I haven't tried to find any tupelo in a few years; I have enough cedar and basswood to last me for a while yet, but I would still like to carve "native" species.
 
@jode hillman, @MLBob Furia, & @Rick Pierce

I appreciate what you guys are saying and the anecdotes from older hunters you've run across certainly jives with things I've heard said over the years. I have zero doubt that some carvers harvested their own and they specifically went for the bell bottom, positively. But I sure would like to see some comparisons between wood from different parts of the tree to better understand any differences and their magnitude. In my shop right now I have a big hunk of tupelo that we cut four or five years ago from a stand on the property I have permission to hunt. It was taken above the bell. It's about 30" long or so and was approx. 18" before I quartered it on my 36" bandsaw. It feels VERY SOFT to me. In fact, the pith is probably too soft (not rot) to do anything with. I need to take a knife to it just to get a better feel but kind of doubt you'd consider it hard. Taking into consideration Rick's dad's wood duck experience and you all's comments maybe there is a lot of hardness variation within a tupelo, or between tupelos, and the base is the only consistent place to carve from. But for the carver buying bell wood, I would be very leery that what I was getting was from the bell. My hunch is the likelihood I'm getting wood somewhere up the trunk is high, unless the vendor is upfront, honest, and in control of the sawing.

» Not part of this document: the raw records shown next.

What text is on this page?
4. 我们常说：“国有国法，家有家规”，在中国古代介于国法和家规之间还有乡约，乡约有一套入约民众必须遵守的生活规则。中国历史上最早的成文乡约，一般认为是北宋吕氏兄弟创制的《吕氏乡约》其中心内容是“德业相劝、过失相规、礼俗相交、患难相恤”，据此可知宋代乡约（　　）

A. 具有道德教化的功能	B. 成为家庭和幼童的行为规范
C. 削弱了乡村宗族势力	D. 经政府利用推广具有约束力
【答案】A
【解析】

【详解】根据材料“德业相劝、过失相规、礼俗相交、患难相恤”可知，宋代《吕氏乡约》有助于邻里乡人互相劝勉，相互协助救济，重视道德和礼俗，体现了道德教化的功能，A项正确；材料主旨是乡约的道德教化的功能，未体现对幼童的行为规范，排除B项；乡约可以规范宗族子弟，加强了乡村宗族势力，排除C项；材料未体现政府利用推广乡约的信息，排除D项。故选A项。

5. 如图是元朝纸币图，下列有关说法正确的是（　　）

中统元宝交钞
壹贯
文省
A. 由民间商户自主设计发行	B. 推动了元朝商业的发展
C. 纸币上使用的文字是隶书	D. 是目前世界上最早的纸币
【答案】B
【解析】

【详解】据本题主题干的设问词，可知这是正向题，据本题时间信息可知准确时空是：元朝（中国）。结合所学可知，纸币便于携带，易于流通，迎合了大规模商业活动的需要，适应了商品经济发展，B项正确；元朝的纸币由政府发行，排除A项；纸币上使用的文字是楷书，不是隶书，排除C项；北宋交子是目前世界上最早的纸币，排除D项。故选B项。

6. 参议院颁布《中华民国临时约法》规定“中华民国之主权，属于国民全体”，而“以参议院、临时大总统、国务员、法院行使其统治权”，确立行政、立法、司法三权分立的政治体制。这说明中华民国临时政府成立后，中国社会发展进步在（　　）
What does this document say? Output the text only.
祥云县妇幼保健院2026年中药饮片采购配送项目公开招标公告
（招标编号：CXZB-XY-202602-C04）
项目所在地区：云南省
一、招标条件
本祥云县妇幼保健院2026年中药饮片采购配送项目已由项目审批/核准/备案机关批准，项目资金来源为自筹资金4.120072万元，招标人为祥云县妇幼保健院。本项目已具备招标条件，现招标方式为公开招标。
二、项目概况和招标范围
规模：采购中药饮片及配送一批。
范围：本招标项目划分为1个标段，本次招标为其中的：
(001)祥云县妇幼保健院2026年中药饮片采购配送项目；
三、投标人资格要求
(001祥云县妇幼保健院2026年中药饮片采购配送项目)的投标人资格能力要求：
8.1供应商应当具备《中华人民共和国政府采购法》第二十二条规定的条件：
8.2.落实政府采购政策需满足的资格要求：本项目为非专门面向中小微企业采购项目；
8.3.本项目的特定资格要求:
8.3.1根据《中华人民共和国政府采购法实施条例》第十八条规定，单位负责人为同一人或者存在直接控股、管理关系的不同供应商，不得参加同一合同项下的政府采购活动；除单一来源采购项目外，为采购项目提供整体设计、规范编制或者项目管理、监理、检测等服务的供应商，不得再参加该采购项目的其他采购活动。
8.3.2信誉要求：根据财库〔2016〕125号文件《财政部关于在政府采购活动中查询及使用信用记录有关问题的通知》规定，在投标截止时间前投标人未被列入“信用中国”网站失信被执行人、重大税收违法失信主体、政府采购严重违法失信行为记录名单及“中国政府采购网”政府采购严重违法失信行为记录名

Speaking of wood from the hunting property. Last fall we cleared a swampy area when it got really dry and cut five large white oaks (26" - 38" diameters) and drug them out of the swamp with a D3 bulldozer and bucked them (see below pictures). Just last night these logs were pulled from the bottoms and hauled to a gravel lot near the lodge. I have a portable sawmill coming this weekend to saw them. I'm afraid I may have bitten off more than I can chew! If the sawyer can cut them I have A LOT of hauling and stacking to do, to the tune of 3500 board feet. I am going for quarter sawn. Hopefully the mill can handle the logs, and we can flip them for quarter sawing. Getting these logs sawn, moved to my shop, and stacked is going to be a challenging task to say the least.View attachment 59783
Eric,
Glad I'm too old to offer you any help in your loading, flipping, stacking and stickering project. :cool::ROFLMAO:
 
Rick

Native? You mean like Hickory? :D
Lord...I wouldn't want to carry six hickory decoys...even hollow...much less try to carve it...

With what they've done to our hardwoods here, "native" at this point is loblolly pine...

I wouldn't mind cypress, but I've had good, dry cypress lumber check or split for no reason all of a sudden. I know they also use cypress root for decoys, and occasionally cypress knees.

I didn't see that it was you that responded initially, so I deleted the tupelo reference...smart aleck.